Si vous n’avez jamais skié, commencez avec un ski court, un patin étroit et un rayon très court. Peu importe la marque. Demandez ce qu’il y a de disponible en location.
Pratiquez avec ce type de ski les premières heures, le temps de faire vos premiers virages avec les petits pas. Un ski trop large ou trop mou ne vous rendra pas service.
Sinon, un ski classique d’une hauteur entre le menton et les yeux, plutôt au niveau du menton, avec une largeur au patin de 65 à 68 mm maximum et un rayon court, peut convenir.
Votre situation : vous êtes faux débutant, intermédiaire, bon skieur qui force, compense ou manque de précision.
Conditions concernées : principalement piste, neige damée, neige dure, neige transformée, parfois trafollée ou avec des tas de neige.
Recommandation : ski de piste performant, 68 à 72 mm au patin, rayon court, taille entre le menton et les yeux.
Voir les skis recommandésUne seule paire, bien choisie, suffit dans la majorité des cas pour construire votre technique.
Ces skis vous aideront à mettre en pratique plus facilement vos mouvements et à accélérer votre progression. Ils facilitent l’équilibre sur les carres, le transfert d’équilibre et permettent un passage d’une carre à l’autre plus rapide.
Avec ces skis, vous pouvez déjà skier sur piste damée, même recouverte de 20 à 30 cm de neige fraîche, enchaîner des virages dans de la neige trafollée en fin de matinée, progresser vers les virages courts, gérer des bosses ou des tas de neige avec une bonne technique, et vous initier au carving.
Votre situation : vous avez déjà une paire principale cohérente, mais vous voulez plus de confort dans certaines conditions.
Conditions concernées : 20 à 30 cm de neige fraîche, bords de piste, entre-pistes, neige trafollée, neige souple.
Recommandation : une deuxième paire autour de 75 à 85 mm au patin peut avoir du sens.
Vous pouvez rester avec votre paire de skis principale, même dans 20 à 30 cm de neige si vous restez la plupart du temps sur les pistes et faites quelques virages en bord de piste ou entre-pistes.
Très vite, les conditions changeront avec de la neige trafollée, puis des tas de neige, puis des bosses. Vos skis principaux seront déjà très bien pour ces conditions.
Si votre technique est encore en construction, ne pensez pas qu’un ski plus large vous “sauvera”. Ce serait souvent l’inverse : il ralentira vos enchaînements, alourdira le basculement, et vous poussera à compenser avec de mauvais mouvements.
Cela dit, si vous avez déjà une bonne base technique PMTS et que vous souhaitez passer la plupart de votre journée en bords de piste et entre-pistes, un ski un peu plus large peut offrir plus de confort : patin 75 à 85 mm, taille entre le menton et les yeux.

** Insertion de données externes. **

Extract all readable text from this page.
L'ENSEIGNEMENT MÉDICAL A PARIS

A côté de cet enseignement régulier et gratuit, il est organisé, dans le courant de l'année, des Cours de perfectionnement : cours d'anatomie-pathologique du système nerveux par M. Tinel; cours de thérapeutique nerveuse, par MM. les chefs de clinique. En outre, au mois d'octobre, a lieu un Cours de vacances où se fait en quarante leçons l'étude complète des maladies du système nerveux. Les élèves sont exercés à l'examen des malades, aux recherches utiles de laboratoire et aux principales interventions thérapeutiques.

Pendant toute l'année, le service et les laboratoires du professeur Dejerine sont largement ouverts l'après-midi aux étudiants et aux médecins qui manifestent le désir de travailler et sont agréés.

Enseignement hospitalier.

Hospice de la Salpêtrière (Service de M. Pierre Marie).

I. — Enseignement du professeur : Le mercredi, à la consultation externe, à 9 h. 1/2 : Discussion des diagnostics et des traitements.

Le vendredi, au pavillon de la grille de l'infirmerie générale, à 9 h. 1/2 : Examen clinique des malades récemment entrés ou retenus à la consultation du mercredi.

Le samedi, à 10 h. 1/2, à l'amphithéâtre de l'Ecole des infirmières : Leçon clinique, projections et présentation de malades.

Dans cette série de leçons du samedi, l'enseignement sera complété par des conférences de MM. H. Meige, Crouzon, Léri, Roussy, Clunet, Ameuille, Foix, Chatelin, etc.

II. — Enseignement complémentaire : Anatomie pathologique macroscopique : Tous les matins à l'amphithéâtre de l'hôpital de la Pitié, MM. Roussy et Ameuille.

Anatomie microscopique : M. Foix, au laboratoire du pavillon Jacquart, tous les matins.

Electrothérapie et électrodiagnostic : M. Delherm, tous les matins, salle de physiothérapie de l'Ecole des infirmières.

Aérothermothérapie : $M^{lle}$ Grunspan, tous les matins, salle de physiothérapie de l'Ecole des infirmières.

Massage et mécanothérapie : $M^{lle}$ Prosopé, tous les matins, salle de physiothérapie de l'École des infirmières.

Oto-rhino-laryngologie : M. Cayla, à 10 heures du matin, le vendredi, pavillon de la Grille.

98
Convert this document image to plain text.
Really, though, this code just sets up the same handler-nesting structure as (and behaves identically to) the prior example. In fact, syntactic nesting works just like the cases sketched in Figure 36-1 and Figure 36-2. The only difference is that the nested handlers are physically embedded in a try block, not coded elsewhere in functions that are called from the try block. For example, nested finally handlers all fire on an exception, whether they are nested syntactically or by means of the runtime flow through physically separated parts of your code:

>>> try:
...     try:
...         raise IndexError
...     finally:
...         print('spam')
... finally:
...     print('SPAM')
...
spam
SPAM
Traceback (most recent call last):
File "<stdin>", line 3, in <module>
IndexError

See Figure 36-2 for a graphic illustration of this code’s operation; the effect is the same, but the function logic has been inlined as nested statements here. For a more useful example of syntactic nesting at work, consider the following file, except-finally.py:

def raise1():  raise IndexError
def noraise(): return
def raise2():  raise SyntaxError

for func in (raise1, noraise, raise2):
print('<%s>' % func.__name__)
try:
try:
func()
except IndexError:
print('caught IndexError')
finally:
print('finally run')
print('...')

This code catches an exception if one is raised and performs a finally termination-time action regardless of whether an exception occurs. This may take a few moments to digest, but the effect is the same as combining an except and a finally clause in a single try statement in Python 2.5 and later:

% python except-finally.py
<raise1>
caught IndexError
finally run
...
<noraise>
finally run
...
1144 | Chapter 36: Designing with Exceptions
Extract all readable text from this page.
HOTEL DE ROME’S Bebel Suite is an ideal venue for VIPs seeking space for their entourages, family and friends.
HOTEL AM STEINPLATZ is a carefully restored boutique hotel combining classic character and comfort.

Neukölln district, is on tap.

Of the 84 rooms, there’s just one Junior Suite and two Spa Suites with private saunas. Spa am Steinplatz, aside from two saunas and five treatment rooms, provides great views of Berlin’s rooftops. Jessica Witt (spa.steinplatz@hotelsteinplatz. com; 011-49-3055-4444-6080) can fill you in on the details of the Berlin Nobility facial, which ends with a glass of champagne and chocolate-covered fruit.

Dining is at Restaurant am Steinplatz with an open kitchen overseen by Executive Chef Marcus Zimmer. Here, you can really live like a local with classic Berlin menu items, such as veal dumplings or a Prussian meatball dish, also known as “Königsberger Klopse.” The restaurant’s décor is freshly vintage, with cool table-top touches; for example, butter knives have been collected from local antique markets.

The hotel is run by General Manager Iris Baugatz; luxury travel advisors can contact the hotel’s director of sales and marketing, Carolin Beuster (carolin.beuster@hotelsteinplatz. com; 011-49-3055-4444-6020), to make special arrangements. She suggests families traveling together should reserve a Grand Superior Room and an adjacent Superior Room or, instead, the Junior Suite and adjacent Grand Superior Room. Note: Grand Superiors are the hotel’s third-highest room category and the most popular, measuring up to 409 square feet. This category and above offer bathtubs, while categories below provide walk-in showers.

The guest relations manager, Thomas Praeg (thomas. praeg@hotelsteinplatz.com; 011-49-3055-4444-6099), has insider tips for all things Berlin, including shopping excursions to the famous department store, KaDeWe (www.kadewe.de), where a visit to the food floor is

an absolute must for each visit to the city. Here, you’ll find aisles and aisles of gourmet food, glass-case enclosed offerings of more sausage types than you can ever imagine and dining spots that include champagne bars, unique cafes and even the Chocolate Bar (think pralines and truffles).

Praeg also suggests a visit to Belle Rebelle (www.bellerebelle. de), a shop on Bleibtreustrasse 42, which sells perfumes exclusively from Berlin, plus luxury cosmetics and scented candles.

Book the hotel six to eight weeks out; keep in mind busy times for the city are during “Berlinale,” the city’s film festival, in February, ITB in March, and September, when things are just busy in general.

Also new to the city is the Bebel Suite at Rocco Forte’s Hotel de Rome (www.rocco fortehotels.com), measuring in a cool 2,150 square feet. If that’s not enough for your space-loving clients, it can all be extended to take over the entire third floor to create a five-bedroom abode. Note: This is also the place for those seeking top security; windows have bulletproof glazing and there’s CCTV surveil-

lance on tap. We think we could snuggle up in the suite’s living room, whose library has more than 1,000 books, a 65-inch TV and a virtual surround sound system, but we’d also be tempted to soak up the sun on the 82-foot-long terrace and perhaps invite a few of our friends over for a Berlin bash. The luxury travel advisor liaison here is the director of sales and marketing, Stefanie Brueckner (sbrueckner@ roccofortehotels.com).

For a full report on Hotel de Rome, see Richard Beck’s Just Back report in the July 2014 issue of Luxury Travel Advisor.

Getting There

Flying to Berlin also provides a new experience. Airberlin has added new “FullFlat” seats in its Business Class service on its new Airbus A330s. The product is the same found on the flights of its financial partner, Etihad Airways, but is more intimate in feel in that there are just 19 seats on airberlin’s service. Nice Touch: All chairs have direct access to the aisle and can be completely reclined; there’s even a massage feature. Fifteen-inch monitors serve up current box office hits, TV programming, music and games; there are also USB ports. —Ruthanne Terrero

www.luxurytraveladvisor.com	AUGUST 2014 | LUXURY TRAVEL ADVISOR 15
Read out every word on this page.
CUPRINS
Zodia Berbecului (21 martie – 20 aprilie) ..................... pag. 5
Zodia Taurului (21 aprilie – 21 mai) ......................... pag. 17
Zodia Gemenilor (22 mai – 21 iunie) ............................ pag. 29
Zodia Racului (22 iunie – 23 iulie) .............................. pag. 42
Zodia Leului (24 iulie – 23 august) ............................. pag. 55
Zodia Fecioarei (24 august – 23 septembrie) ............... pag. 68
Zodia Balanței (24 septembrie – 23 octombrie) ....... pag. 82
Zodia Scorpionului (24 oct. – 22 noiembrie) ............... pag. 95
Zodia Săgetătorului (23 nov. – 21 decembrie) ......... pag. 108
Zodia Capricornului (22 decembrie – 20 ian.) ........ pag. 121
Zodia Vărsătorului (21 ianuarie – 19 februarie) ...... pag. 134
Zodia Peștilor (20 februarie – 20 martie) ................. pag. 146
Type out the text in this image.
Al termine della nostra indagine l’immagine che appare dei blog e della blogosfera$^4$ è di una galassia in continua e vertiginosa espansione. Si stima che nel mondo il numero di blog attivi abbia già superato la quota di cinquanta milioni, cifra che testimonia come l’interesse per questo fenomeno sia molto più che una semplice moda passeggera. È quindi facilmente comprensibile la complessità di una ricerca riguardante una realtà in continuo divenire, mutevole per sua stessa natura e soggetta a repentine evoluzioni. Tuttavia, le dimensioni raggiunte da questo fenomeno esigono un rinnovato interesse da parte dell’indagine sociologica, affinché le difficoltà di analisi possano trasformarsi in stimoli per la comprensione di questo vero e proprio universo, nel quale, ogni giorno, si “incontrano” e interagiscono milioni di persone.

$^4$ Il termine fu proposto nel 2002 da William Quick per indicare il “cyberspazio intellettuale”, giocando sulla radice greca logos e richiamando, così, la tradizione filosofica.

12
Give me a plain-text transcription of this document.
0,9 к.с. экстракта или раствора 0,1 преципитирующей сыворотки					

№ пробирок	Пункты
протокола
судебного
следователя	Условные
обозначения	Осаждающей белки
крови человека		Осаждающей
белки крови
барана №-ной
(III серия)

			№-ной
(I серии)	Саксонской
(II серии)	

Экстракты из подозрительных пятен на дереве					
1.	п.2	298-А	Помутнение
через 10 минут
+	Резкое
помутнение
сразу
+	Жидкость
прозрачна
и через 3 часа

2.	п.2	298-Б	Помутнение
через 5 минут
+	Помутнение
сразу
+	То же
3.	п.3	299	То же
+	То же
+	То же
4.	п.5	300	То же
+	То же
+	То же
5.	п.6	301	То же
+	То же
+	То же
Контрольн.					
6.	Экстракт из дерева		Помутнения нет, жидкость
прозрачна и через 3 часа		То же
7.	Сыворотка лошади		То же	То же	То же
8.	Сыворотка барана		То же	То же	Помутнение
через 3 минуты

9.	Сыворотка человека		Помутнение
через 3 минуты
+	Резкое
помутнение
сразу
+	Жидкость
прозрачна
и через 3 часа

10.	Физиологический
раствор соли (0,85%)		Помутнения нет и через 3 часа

Votre situation : vous cherchez une paire spécifique pour des journées dédiées à la poudreuse.
Conditions concernées : poudreuse vierge, neige profonde, sortie dédiée, heliski, catski, ou usage freeride spécifique.
Recommandation : patin autour de 90 à 115 mm, selon le type de neige et votre préférence de ski.
Pour les journées de poudreuse vierge “sans fond”, la largeur au patin dépend du type de neige et de votre préférence : skier davantage dans la neige si elle est légère, ou flotter plus à la surface.
Dans ce cas, la taille peut être votre taille ou légèrement plus. C’est une paire spécifique, pas une paire principale pour progresser sur piste.
La recommandation n’est pas basée sur la marque ou la mode.
Je vous recommande des skis efficaces :
Un ski, c’est un levier, pas un défi technique.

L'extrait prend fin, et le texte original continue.